4.2 Long-Context Processing
Needle-in-Haystack Test (128K context):
-
Accuracy: 100% (vs. 99.2% for full-attention baselines) -
Attention Sparsity: Only 5% context blocks activated -
Positional Encoding: 32K training → 128K extrapolation (YaRN technique)
5. Developer Resources
5.1 Open-Source Assets
# Model Access
- HuggingFace Repository:
- [MiniCPM4-8B](https://huggingface.co/openbmb/MiniCPM4-8B)
- [MiniCPM4-0.5B](https://huggingface.co/openbmb/MiniCPM4-0.5B)
# Codebase
- GitHub Project:
[https://github.com/openbmb/minicpm](https://github.com/openbmb/minicpm)
# Deployment Platforms
- ArkInfer Supported Hardware:
- NVIDIA Jetson Series
- Qualcomm Snapdragon
- Rockchip RK3588
5.2 Edge Deployment Example
# Install ArkInfer
pip install arkinfer
# Load Model
from arkinfer import Executor
model = Executor.load("MiniCPM4-0.5B", accelerator="rk3588")
# Long-Context Inference
result = model.generate(
input_text="Summarize this 128K document's key arguments...",
max_length=4096,
sparse_attention=True
)
Technical FAQ
❓ How to choose between 0.5B and 8B versions?
Deployment Recommendations:
-
Mobile/IoT Devices → MiniCPM4-0.5B (0.1GB storage) -
Desktops/Workstations → MiniCPM4-8B (higher accuracy) -
Extreme Memory Constraints → BitCPM4 (ternary quantization)

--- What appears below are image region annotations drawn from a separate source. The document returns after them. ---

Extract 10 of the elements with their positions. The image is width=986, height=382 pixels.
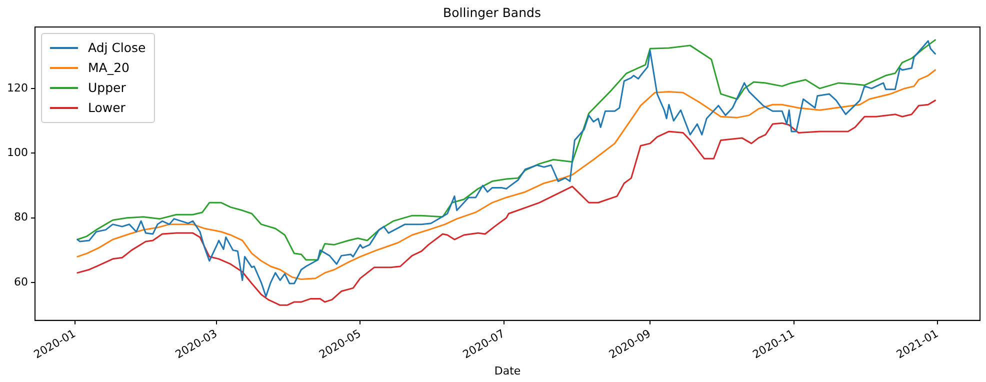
legend-label: MA_20 [88,59,130,77]
y-tick-label: 60 [14,275,28,288]
legend-label: Upper [88,79,126,97]
y-tick-label: 100 [6,146,28,160]
chart-title: Bollinger Bands [443,4,541,20]
legend-label: Adj Close [88,39,146,57]
y-tick-label: 120 [6,81,28,94]
legend-label: Lower [88,99,126,117]
x-axis-title: Date [494,364,521,378]
y-tick-label: 80 [14,210,28,224]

❓ What are the advantages of on-device deployment?
Comparative Analysis:
Factor | Cloud Models | MiniCPM4 On-Device |
---|---|---|
Latency | 200-500ms | <50ms |
Privacy | Data transmission | Complete local processing |
Offline Usage | Network-dependent | Fully offline |
Cost | $0.01/1K tokens | One-time deployment |
❓ How to reproduce research results?
Key Steps:
-
Data Preparation: Apply UltraClean to FineWeb dataset -
Hyperparameter Search: Execute ModelTunnel v2 workflow -
Four-Stage Training: -
Stable pretraining (7T tokens) -
Annealing phase (1T tokens) -
Long-context extension (20B tokens) -
SFT + RL fine-tuning
-
-
Quantization: Use open-sourced BitCPM4 training scripts
Conclusion: MiniCPM4’s algorithm-data-system co-design enables 80+ benchmark-performing LLMs to run efficiently on edge devices. This breakthrough unlocks new possibilities for mobile AI, privacy-preserving computing, and real-time decision making – accelerating the transition from cloud-centric to edge-native intelligent systems.